Mc 14, 17- 21: rivelazione di un tradimento: “uno di voi mi tradirà
Mc 14, 22-26: la cena e l’istituzione dell’Eucaristia.
Mc 14, 27-31: rivelazione di un rinnegamento: “prima che il gallo canti mi rinnegherai tre volte“.

Mc 14,17 «Venuta la sera, egli giunse con i Dodici. 18 E mentre erano a mensa e mangiavano, Gesù disse: «Amen / In verità vi dico, uno di voi mi consegnerà / paradìdomi (Cei: tradirà), colui che mangia con me, mi tradirà / paradìdomi » (Sl 41,10). 19 Allora cominciarono a rattristarsi e a dirgli uno dopo l’altro: «Sono forse io?». 20 Ed egli disse loro: «Uno dei Dodici, che intinge con me nel piatto21 Il Figlio dell’uomo se ne va, come sta scritto di lui, ma guai a quell’uomo dal quale il Figlio dell’uomo è consegnato! Meglio per quell’uomo se non fosse mai nato!».

A Marco preme sottolineare la cronologia. “venuta la sera” significa che è arrivato il giorno nuovo, cioè il sesto da quando sono arrivati a Gerusalemme. E si tratta di venerdì. Questo può sorprenderci perché siamo abituati a collocare l’Ultima Cena il giovedì, ma nella realtà epocale si tratta delle prime ore del venerdì perché gli ebrei fissavano l’inizio del giorno al tramonto del sole.

La denuncia della presenza di un traditore tra i Dodici in questo contesto del Vangelo di Marco evita accuratamente di dare anche la minima indicazione circa l’identità di colui che consegna il Maestro alle autorità del tempio.

Noi sappiamo che si tratta di Giuda perché in 14,10-11 viene detto che egli si è recato dai sommi sacerdoti per consegnarlo loro, ma gli altri Apostoli nulla sano di questo affare.
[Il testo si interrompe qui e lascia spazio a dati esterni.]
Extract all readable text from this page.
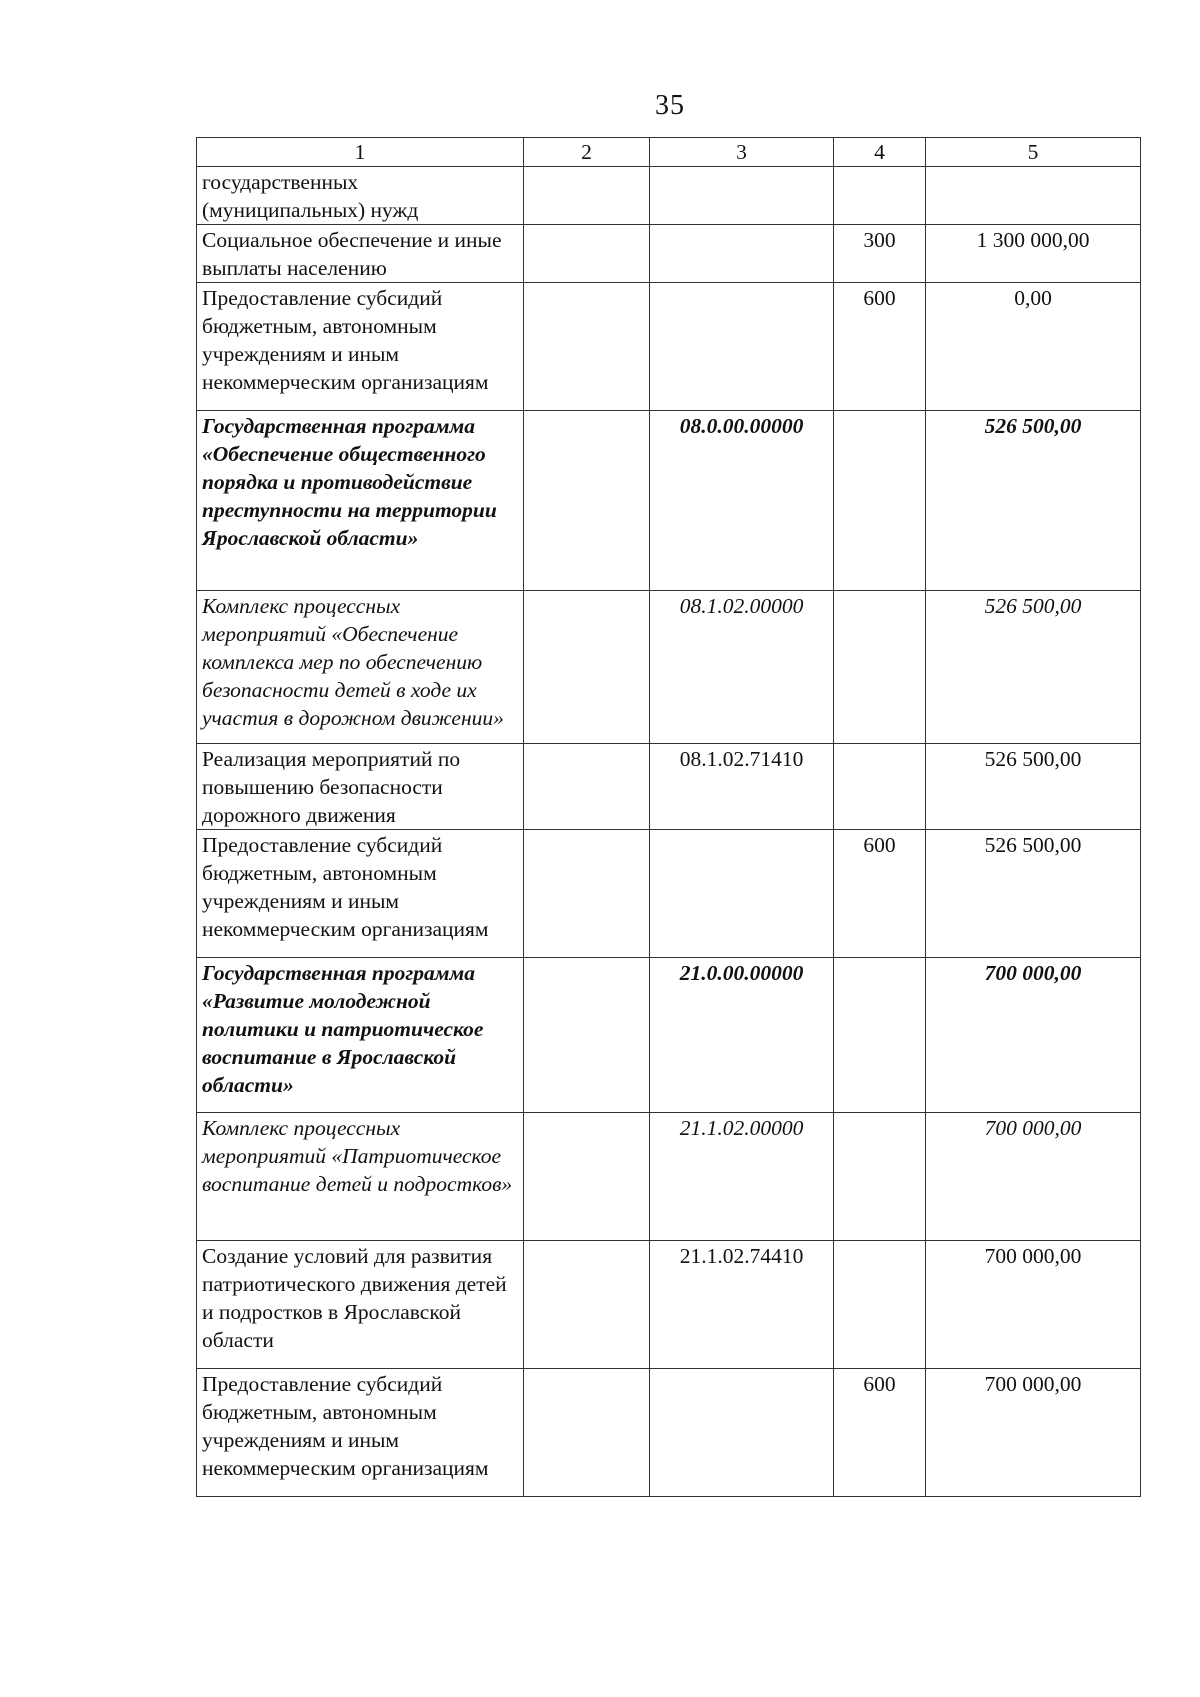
35
1	2	3	4	5
государственных (муниципальных) нужд				
Социальное обеспечение и иные выплаты населению			300	1 300 000,00
Предоставление субсидий бюджетным, автономным учреждениям и иным некоммерческим организациям			600	0,00
Государственная программа «Обеспечение общественного порядка и противодействие преступности на территории Ярославской области»		08.0.00.00000		526 500,00
Комплекс процессных мероприятий «Обеспечение комплекса мер по обеспечению безопасности детей в ходе их участия в дорожном движении»		08.1.02.00000		526 500,00
Реализация мероприятий по повышению безопасности дорожного движения		08.1.02.71410		526 500,00
Предоставление субсидий бюджетным, автономным учреждениям и иным некоммерческим организациям			600	526 500,00
Государственная программа «Развитие молодежной политики и патриотическое воспитание в Ярославской области»		21.0.00.00000		700 000,00
Комплекс процессных мероприятий «Патриотическое воспитание детей и подростков»		21.1.02.00000		700 000,00
Создание условий для развития патриотического движения детей и подростков в Ярославской области		21.1.02.74410		700 000,00
Предоставление субсидий бюджетным, автономным учреждениям и иным некоммерческим организациям			600	700 000,00
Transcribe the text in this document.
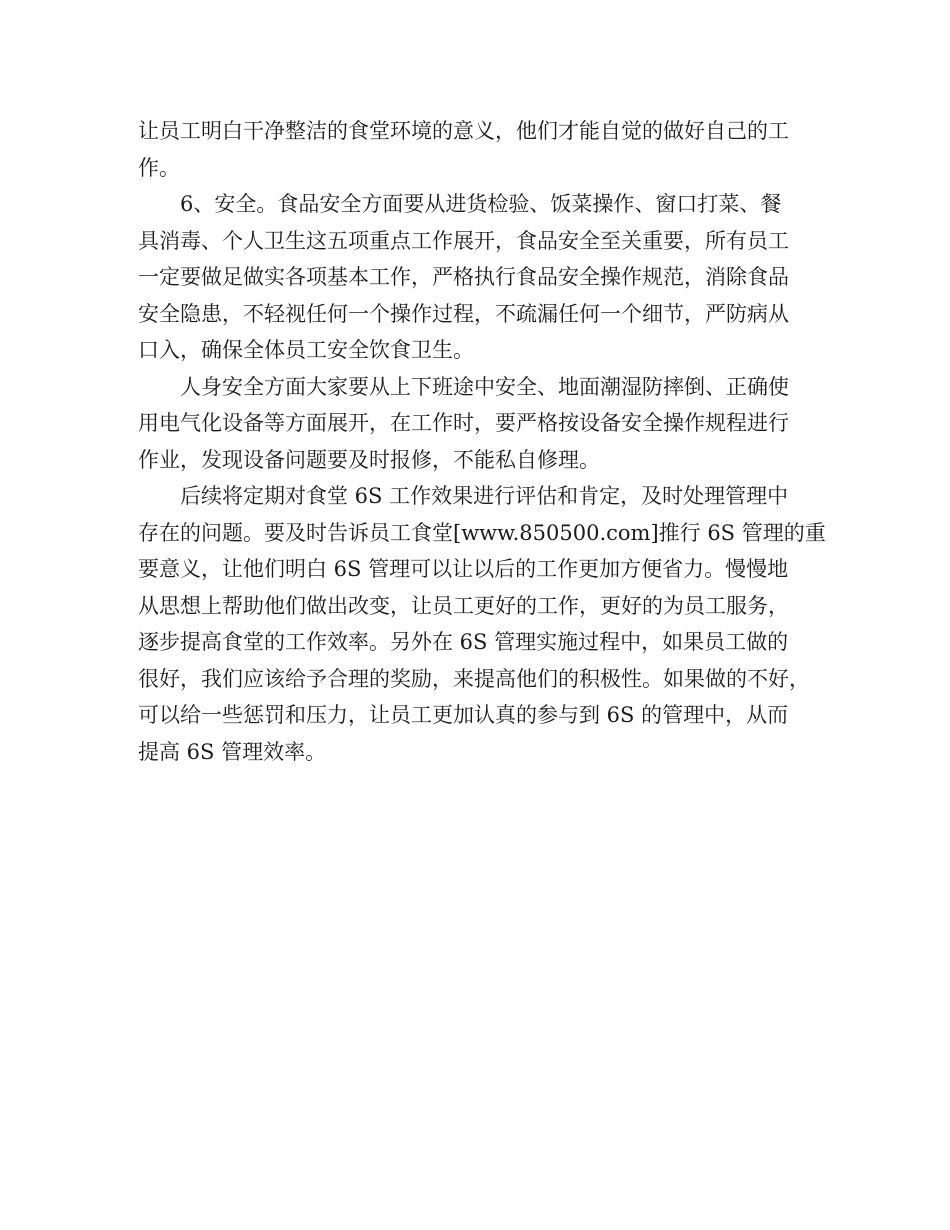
让员工明白干净整洁的食堂环境的意义，他们才能自觉的做好自己的工
作。
6、安全。食品安全方面要从进货检验、饭菜操作、窗口打菜、餐
具消毒、个人卫生这五项重点工作展开，食品安全至关重要，所有员工
一定要做足做实各项基本工作，严格执行食品安全操作规范，消除食品
安全隐患，不轻视任何一个操作过程，不疏漏任何一个细节，严防病从
口入，确保全体员工安全饮食卫生。
人身安全方面大家要从上下班途中安全、地面潮湿防摔倒、正确使
用电气化设备等方面展开，在工作时，要严格按设备安全操作规程进行
作业，发现设备问题要及时报修，不能私自修理。
后续将定期对食堂 6S 工作效果进行评估和肯定，及时处理管理中
存在的问题。要及时告诉员工食堂[www.850500.com]推行 6S 管理的重
要意义，让他们明白 6S 管理可以让以后的工作更加方便省力。慢慢地
从思想上帮助他们做出改变，让员工更好的工作，更好的为员工服务，
逐步提高食堂的工作效率。另外在 6S 管理实施过程中，如果员工做的
很好，我们应该给予合理的奖励，来提高他们的积极性。如果做的不好，
可以给一些惩罚和压力，让员工更加认真的参与到 6S 的管理中，从而
提高 6S 管理效率。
E allora possiamo comprendere il loro sgomento: nessuno si fida più dei suoi vicini e in ciascuno nasce il dubbio che durante lo scontro che sta per approssimarsi potrebbe cedere alla forza delle autorità. Su questa cena cala l’ombra del sospetto.

Il fatto che intingessero in piatto comune rivela due cose che smentiscono le nostre iconografie: non mangiano attorno ad un tavolo, ma sdraiati su dei divani (14,15), dei triclini, disposte in cerchio e un piccolo tavolo al centro. Nelle nostre tavolate è difficile per coloro che sono agli estremi del tavolo parlarsi, mentre una disposizione a cerchio come quella descritta facilita a tutti i convitati di guardarsi in faccia e parlarsi.

A parte le osservazioni circa l’igiene, questa sistemazione offre l’idea di una grande intimità, che viene profondamente ferita dalla notizia rivelata da Gesù. Mentre gli altri vangeli nominano il traditore, Marco ne tace il nome, il che significa che ciascuno di essi potrebbe essere l’interessato. Questo tema rapportato alla chiesa di Marco costringe ogni fedele a valutare la saldezza della propria fede, visto che la possibilità del tradimento dei confratelli o del rinnegamento della fede è possibile, tenuto conto che le persecuzioni sono all’ordine del giorno.
In questo modo la cena pasquale, che dovrebbe essere un momento di grande festa perché ricorda la miracolosa liberazione dalla schiavitù d’Egitto, assume un carattere del tutto diverso; l’atmosfera si fa pesante sotto la nube del tradimento. Infatti il testo dice “cominciarono a rattristarsi“.

L’istituzione dell’Eucaristia avviene con questa premessa.
Se è così accostarsi al Sacramento della Pane e del Vino è una cosa seria. molto seria!